Читаем Обстоятельства речи. Коммерсантъ-Weekend, 2007–2022 полностью

Ощущение оживания, воскресения из мертвых настигает и обновляется при каждом реальном действии, самом мелком: достаточно душа или запаха липы в московском дворе, и все во мне просыпается и поет от радости вернуться. Но оцепенение еще сильней — и никакая работа, никакое развлеченье не мешают постоянному замиранию, прислушиванию, переходу в состояние неуверенной статики. Лидия Гинзбург назвала его «подвешенностью». «Человек с удивлением начинает понимать, что, сидя у себя в комнате, он висит в воздухе <…> у него над головой, под ногами так же висят другие люди». Эта общая жизнь, это соприсутствие всех со всеми мало ощущались в до-катастрофической жизни; вернее, для того чтобы почувствовать единство, в общественном пространстве отводились специальные места: форумы, проспекты, городские парки и площади, где видно всем и всех. Но в доме, в собственной коробочке, все нарочно устроено, чтобы забыть о присутствии ближнего, не слышать соседей, не быть увиденными из чужого окна.
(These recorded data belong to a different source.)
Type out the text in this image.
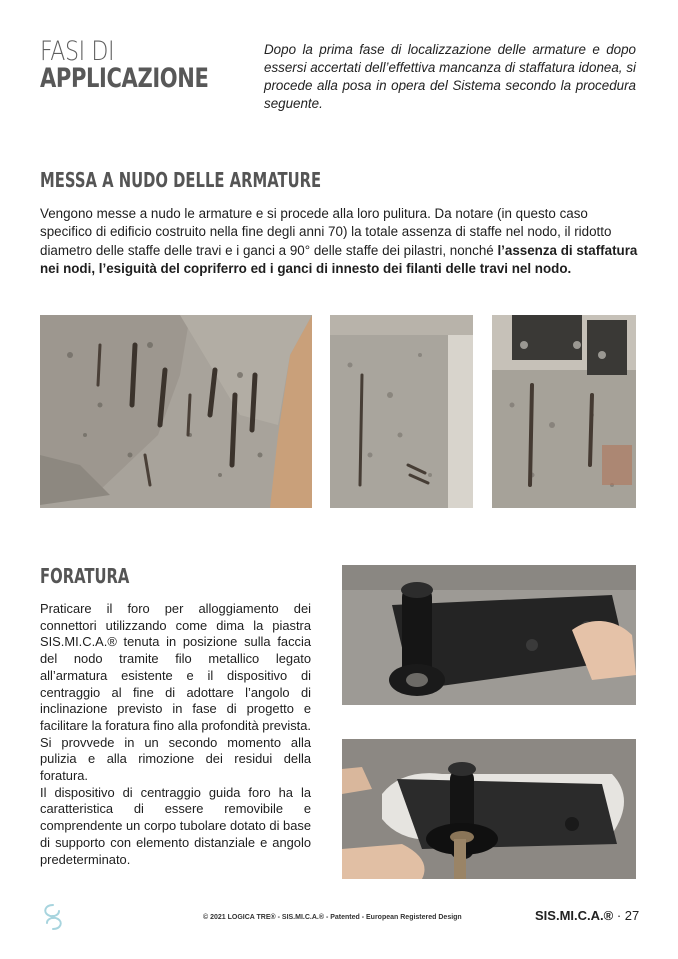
FASI DI
APPLICAZIONE
Dopo la prima fase di localizzazione delle armature e dopo essersi accertati dell’effettiva mancanza di staffatura idonea, si procede alla posa in opera del Sistema secondo la procedura seguente.
MESSA A NUDO DELLE ARMATURE
Vengono messe a nudo le armature e si procede alla loro pulitura. Da notare (in questo caso specifico di edificio costruito nella fine degli anni 70) la totale assenza di staffe nel nodo, il ridotto diametro delle staffe delle travi e i ganci a 90° delle staffe dei pilastri, nonché l’assenza di staffatura nei nodi, l’esiguità del copriferro ed i ganci di innesto dei filanti delle travi nel nodo.
FORATURA

Praticare il foro per alloggiamento dei connettori utilizzando come dima la piastra SIS.MI.C.A.® tenuta in posizione sulla faccia del nodo tramite filo metallico legato all’armatura esistente e il dispositivo di centraggio al fine di adottare l’angolo di inclinazione previsto in fase di progetto e facilitare la foratura fino alla profondità prevista. Si provvede in un secondo momento alla pulizia e alla rimozione dei residui della foratura.

Il dispositivo di centraggio guida foro ha la caratteristica di essere removibile e comprendente un corpo tubolare dotato di base di supporto con elemento distanziale e angolo predeterminato.

© 2021 LOGICA TRE® - SIS.MI.C.A.® - Patented - European Registered Design	SIS.MI.C.A.® · 27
Но сейчас я только это — без всякого сопротивления — и чувствую: в каждой квартире многоэтажного дома напротив такие же, как я, зависшие в янтарном времени мухи не идут на работу, долго сидят за завтраком, слишком рано или поздно ложатся спать, неосознанно и неизбежно повторяют движения друг друга, зудят плохо слаженным, но ритмичным хором.

В одном позднем эссе Зебальд стоит у самой кромки озера, пока вода перед его глазами, не теряя своей темноты, не становится совершенно прозрачной, так что в ней видны ярусы, этаж за этажом, неподвижных рыб, маленьких и больших, спящих, покачиваясь, друг у друга над головами. Жизнь в пандемическом времени, поперечная, стоящая снизу вверх слоями темных, чуть подмороженных жизней — антоним обычной, продольной жизни с ее постоянной горизонтальной тягой-тоской по движению вперед, в Москву, в Италию, в завтра. Время изменило плотность: было потоком, бежало, волокло за собой и вдруг загустело, стало метафизическим, вязким. Созерцание и действие не узнают себя в пустом зеркале.

* * *

Наш способ чтения пандемии (и связанного с нею исторического завитка) — поневоле антропоморфизирующий, прикладной. Помимо простого «выжить», хочется выжать из происшедшего хоть какой-то смысл, повернуть его, как сказал бы Мандельштам, к современности. Хочется верить в то, что зрение еще доступно, увидеть в месте ссылки — начало новой жизни, в вирусе — послание к человеку. Оно не считывается, экран дрожит и дергается. Кажется, что новая, тронутая вирусом реальность имеет не один, а три временных режима — три способа понимания происходящего, которые связаны с ощущением времени. Из зазора между ними я пытаюсь описывать то, как они работают; постоянные быстрые переходы из одного к другому составляют штриховку, мерцание, вьюгу, которая завораживает и лишает сил.

Один из них — склонность считать то, что случилось с человечеством, возможностью, которую надо правильно использовать. Высвободившееся (или, скорее, непредусмотренное — образовавшееся на месте отменившегося старого) время рассматривается как ресурс: новый участок пространства, который надо освоить. При этом понятно, что он какой-то другой, незнакомый (и что у нас в любом случае нет инструментов для того, чтобы работать с ним в привычном режиме). Поэтому оно мыслится как альтернативное, праздничное: его можно заполнить тем, что упускается в повседневном. Планы и обещания (публичные и потаенные) сбросить вес, выучить новый язык, написать роман — это своего рода эмиграция или дауншифтинг: человек получает еще один шанс, проживает другую, альтернативную, жизнь в отводном канале пандемии. То, что это не совсем подарок (высвобожденное время оплачивается одновременной болезнью и смертью других людей — как и ощущением постоянной опасности), придает этим планам лихорадочную интенсивность: не справиться — значит потерпеть моральный крах.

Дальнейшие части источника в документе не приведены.